Nic Potter (1)January 16, 2013 – Nic Potter was born on 18 October 1951 in Swindon, England.

He left school at 15, originally to train in carpentry. At 16, he joined a late lineup of The Misunderstood however and recorded on their 1969 LP Golden Glass.  At the same time as drummer Guy Evans, he joined Van Der Graaf Generator, when they were on a brief hiatus.

When Van der Graaf decided to reform after the release The Aerosol Grey Machine. When earlier bassist Keith Ellis decided to join Juicy Lucy, Evans recommended that Potter join as his replacement.

He first appeared on the album “The Least We Can Do Is Wave To Each Other”, also playing some electric guitar on a few tracks in addition to his usual bass. He left the band in 1970 during the recording of their next album, ‘H to He, Who Am The Only One’, on which he recorded 3 tracks.

He then joined Rare Bird, with whom he recorded two LPs in 1972 and 73. Though no longer a member of Van Der Graaf, he continued to play on singer/songwriter Peter Hammill’s solo recordings, 14 in all between 1971-94.

In 1977, after Hugh Banton and David Jackson had left Van der Graaf Generator, Nic Potter was asked to re-join. He plays on both The Quiet Zone/The Pleasure Dome (1977) and the double live-album Vital (1978).

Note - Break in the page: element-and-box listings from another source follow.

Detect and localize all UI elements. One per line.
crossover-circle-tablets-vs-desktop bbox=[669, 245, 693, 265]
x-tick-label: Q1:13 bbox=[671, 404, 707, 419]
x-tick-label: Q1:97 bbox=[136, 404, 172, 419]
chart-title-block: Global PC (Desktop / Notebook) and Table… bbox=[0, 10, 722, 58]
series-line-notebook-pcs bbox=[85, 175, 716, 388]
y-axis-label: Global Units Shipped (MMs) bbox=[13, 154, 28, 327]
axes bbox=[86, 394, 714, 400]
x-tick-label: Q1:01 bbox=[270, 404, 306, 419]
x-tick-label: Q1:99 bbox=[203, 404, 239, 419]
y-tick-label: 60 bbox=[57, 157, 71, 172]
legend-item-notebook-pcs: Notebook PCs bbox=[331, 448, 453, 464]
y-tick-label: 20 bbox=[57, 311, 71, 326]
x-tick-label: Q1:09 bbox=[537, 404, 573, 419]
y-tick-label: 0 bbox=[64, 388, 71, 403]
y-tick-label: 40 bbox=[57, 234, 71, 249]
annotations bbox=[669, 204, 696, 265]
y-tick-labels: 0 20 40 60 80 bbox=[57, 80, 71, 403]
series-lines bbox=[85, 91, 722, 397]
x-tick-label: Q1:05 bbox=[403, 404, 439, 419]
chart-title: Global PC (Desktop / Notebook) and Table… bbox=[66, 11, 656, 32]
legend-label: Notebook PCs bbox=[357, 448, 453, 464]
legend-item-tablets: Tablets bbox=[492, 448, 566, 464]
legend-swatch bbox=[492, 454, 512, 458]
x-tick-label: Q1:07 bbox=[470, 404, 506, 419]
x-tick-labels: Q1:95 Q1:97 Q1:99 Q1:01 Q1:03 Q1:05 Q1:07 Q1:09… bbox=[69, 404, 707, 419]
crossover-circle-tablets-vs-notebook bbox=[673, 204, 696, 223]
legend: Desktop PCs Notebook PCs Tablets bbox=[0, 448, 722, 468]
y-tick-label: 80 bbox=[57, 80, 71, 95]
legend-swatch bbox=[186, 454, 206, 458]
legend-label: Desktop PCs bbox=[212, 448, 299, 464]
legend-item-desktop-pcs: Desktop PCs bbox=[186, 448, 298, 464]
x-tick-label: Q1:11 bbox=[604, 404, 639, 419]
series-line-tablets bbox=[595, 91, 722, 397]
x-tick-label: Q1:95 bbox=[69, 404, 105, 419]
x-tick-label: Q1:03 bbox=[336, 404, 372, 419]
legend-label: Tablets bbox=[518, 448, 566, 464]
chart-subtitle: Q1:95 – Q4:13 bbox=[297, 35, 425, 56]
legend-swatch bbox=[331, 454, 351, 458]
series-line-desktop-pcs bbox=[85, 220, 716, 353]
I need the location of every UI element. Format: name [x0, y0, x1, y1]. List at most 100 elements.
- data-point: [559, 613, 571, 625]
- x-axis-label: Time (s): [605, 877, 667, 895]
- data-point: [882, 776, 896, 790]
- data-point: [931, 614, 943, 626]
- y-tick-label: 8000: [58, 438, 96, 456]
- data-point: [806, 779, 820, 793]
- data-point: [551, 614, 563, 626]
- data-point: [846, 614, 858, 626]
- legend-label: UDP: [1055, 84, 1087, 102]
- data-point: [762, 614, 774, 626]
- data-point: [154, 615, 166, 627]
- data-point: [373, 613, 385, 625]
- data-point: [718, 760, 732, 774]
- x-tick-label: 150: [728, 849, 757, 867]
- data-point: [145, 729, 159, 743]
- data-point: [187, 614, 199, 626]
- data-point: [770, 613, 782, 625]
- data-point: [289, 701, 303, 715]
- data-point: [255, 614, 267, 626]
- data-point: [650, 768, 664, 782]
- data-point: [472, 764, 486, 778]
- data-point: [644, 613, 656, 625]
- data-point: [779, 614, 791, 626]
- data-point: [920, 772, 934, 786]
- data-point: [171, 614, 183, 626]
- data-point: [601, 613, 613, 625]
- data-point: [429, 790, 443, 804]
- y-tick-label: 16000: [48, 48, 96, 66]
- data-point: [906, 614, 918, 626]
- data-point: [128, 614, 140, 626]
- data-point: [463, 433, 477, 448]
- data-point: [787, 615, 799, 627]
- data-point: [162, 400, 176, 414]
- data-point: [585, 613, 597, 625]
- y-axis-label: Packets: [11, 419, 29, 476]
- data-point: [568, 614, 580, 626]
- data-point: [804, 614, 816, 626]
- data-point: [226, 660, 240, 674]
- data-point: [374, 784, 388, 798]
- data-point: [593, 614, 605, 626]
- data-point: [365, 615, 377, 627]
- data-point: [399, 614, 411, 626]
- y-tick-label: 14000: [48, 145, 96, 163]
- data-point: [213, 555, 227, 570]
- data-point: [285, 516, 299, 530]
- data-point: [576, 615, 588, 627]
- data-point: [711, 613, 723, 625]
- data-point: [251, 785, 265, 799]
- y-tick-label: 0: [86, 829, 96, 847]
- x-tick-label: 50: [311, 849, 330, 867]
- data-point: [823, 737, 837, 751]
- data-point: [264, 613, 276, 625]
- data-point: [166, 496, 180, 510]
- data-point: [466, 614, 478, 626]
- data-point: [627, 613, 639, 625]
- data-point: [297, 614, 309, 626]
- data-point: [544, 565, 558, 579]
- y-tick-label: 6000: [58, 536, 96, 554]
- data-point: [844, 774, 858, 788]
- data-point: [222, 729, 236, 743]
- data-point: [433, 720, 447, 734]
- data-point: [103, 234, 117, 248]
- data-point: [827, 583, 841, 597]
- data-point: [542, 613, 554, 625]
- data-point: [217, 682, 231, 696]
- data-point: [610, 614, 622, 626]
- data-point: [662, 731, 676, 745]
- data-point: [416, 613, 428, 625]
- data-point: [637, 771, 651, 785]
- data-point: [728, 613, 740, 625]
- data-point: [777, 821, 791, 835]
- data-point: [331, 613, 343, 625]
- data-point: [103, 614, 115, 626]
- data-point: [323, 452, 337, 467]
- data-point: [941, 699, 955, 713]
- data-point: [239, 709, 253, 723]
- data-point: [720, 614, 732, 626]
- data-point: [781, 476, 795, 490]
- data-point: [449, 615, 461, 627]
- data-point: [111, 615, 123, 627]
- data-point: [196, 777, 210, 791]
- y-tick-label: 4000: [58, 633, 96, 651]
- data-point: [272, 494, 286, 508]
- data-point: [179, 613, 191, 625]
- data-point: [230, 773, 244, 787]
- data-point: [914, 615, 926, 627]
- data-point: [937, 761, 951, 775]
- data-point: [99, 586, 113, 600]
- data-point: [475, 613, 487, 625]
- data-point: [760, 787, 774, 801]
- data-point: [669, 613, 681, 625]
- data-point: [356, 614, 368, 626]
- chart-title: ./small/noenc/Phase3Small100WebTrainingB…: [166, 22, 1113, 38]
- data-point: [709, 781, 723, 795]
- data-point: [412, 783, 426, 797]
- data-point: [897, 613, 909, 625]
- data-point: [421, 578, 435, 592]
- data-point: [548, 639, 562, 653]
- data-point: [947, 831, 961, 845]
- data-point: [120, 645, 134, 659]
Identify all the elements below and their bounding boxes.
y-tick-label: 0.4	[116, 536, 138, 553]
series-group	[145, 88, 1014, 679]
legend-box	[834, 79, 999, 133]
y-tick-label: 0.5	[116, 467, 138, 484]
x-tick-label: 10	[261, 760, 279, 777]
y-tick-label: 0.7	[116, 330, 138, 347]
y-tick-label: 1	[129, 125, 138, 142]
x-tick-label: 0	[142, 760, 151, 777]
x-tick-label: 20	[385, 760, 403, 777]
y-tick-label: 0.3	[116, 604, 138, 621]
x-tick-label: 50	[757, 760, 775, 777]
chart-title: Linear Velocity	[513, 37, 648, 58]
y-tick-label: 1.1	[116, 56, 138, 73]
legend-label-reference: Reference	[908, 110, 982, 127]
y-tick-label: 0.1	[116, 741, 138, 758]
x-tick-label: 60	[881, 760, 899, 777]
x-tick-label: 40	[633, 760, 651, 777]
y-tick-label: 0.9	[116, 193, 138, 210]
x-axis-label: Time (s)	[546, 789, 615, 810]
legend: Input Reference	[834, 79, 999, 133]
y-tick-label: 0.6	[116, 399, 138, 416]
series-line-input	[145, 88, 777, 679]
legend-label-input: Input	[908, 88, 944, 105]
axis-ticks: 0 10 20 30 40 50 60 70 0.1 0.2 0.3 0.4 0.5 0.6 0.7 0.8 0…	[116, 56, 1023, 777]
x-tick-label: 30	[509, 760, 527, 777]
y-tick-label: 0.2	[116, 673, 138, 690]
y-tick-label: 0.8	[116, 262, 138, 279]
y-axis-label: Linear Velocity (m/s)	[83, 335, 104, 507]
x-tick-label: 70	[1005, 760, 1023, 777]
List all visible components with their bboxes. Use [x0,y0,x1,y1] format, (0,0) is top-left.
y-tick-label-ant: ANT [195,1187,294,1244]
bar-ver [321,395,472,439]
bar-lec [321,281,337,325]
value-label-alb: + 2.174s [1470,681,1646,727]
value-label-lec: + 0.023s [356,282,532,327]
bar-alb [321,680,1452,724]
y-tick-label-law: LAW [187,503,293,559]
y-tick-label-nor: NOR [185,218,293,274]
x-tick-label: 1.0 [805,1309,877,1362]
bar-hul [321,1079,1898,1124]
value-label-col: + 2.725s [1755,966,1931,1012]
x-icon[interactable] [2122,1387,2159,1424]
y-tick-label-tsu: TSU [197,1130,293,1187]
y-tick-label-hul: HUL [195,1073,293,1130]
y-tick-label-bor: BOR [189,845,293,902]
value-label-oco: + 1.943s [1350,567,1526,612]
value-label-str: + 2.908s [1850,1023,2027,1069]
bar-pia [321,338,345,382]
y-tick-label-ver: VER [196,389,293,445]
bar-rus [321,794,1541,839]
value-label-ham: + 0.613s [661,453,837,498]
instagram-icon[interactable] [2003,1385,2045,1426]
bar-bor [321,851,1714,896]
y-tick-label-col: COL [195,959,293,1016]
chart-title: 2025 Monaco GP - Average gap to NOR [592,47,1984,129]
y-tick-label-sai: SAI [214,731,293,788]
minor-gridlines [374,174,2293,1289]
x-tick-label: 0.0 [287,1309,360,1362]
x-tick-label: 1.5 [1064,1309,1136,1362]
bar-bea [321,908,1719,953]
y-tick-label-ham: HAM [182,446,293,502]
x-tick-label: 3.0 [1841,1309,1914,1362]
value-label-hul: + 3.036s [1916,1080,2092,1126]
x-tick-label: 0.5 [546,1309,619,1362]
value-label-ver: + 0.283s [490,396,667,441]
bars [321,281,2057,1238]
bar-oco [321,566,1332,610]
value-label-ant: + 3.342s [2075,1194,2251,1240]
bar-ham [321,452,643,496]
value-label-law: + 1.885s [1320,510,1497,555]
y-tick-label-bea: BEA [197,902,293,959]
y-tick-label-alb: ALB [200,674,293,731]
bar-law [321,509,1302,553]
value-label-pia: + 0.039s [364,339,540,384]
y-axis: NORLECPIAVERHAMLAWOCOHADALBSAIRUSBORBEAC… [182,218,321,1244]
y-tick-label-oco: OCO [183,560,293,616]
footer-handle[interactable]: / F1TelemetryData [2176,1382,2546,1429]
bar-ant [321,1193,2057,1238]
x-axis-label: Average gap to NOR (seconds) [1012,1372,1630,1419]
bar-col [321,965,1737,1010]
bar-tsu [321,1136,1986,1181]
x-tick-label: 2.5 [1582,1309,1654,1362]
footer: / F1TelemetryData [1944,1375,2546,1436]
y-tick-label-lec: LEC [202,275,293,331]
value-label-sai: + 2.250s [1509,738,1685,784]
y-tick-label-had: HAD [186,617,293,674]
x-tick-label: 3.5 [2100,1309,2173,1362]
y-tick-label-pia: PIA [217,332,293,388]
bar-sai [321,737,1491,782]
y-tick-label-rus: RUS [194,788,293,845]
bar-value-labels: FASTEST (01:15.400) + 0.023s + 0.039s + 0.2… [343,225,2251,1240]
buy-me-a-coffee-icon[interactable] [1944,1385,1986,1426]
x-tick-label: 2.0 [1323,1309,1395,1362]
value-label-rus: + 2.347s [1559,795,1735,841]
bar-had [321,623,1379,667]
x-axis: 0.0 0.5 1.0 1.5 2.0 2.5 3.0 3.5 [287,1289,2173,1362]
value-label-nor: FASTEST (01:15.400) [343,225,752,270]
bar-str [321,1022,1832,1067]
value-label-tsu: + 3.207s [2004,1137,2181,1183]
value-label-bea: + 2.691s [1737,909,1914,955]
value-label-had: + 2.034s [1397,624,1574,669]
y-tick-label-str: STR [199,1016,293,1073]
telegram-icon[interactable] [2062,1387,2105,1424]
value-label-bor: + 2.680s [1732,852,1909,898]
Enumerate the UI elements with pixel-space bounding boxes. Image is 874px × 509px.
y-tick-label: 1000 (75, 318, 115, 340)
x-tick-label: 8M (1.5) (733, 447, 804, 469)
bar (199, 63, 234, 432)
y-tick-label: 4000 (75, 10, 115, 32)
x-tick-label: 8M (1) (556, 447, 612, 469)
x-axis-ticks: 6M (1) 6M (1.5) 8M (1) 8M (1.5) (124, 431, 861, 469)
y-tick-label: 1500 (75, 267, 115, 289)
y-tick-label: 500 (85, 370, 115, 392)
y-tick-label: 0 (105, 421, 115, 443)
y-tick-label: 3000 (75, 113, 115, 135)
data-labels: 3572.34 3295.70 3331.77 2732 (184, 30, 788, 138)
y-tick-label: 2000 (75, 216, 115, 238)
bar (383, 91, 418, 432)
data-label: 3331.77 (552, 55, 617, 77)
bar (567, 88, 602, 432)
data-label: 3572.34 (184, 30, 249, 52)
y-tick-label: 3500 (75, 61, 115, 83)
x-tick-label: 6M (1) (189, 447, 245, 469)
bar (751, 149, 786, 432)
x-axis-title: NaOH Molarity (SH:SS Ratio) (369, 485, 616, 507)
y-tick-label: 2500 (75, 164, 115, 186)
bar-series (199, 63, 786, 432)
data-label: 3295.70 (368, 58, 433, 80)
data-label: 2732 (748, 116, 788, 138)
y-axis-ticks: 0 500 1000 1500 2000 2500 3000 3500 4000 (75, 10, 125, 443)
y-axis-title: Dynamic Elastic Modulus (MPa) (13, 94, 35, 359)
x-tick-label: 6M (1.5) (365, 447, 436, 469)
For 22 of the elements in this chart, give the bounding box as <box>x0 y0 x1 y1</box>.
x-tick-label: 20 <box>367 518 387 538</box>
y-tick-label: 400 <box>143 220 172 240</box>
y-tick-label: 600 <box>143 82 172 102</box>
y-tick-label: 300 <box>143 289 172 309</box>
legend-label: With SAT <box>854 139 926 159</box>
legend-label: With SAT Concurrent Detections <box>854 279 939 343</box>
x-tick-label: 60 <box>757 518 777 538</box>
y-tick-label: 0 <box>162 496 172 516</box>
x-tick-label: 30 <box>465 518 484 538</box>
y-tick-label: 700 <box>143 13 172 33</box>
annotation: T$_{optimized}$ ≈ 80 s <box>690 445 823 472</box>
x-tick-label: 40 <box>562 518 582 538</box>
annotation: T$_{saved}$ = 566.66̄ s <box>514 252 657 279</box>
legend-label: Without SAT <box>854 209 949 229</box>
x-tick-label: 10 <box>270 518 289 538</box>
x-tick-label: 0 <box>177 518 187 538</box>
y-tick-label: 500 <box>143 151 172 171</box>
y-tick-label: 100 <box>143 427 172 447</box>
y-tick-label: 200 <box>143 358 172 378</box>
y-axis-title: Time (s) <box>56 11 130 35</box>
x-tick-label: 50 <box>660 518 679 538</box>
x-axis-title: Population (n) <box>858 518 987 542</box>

However, he was still uncomfortable with the dynamic of the band as he had been previously, stating “sometimes it felt like a cloud coming down – a very ominous feeling.” He was particularly concerned at a gig in Annecy, France where he claimed someone was trying to perform an exorcism of the band’s music while on stage, and had to be helped back to the dressing room, feeling very shaken.

Throughout the 1980s and early 1990s Potter continued to record – he released nine solo albums – and do session work with Hammill and others, including Jeff Beck and Chuck Berry. In those days he was On tour with Peter Hammill, while also being the bassist for the K-Group (from 1981–1985), the Tigers (in 1980) and Duncan Browne (in 1984).

In 1995 Nic Potter produced and played the bass on the posthumous album Songs of Love and War by Duncan Browne. In 2008 Potter published the live album Live in Italy, together with musicians like David Jackson and Tony Pagliuca (L’Orme).

All Potter’s solo albums were published and remastered in 2009.

During the last two years of his life, Nic Potter suffered from Pick’s disease, a dementia like illness. In January 2013, Potter was admitted to hospital suffering from pneumonia. He died there in the later hours of 16 January, 2013.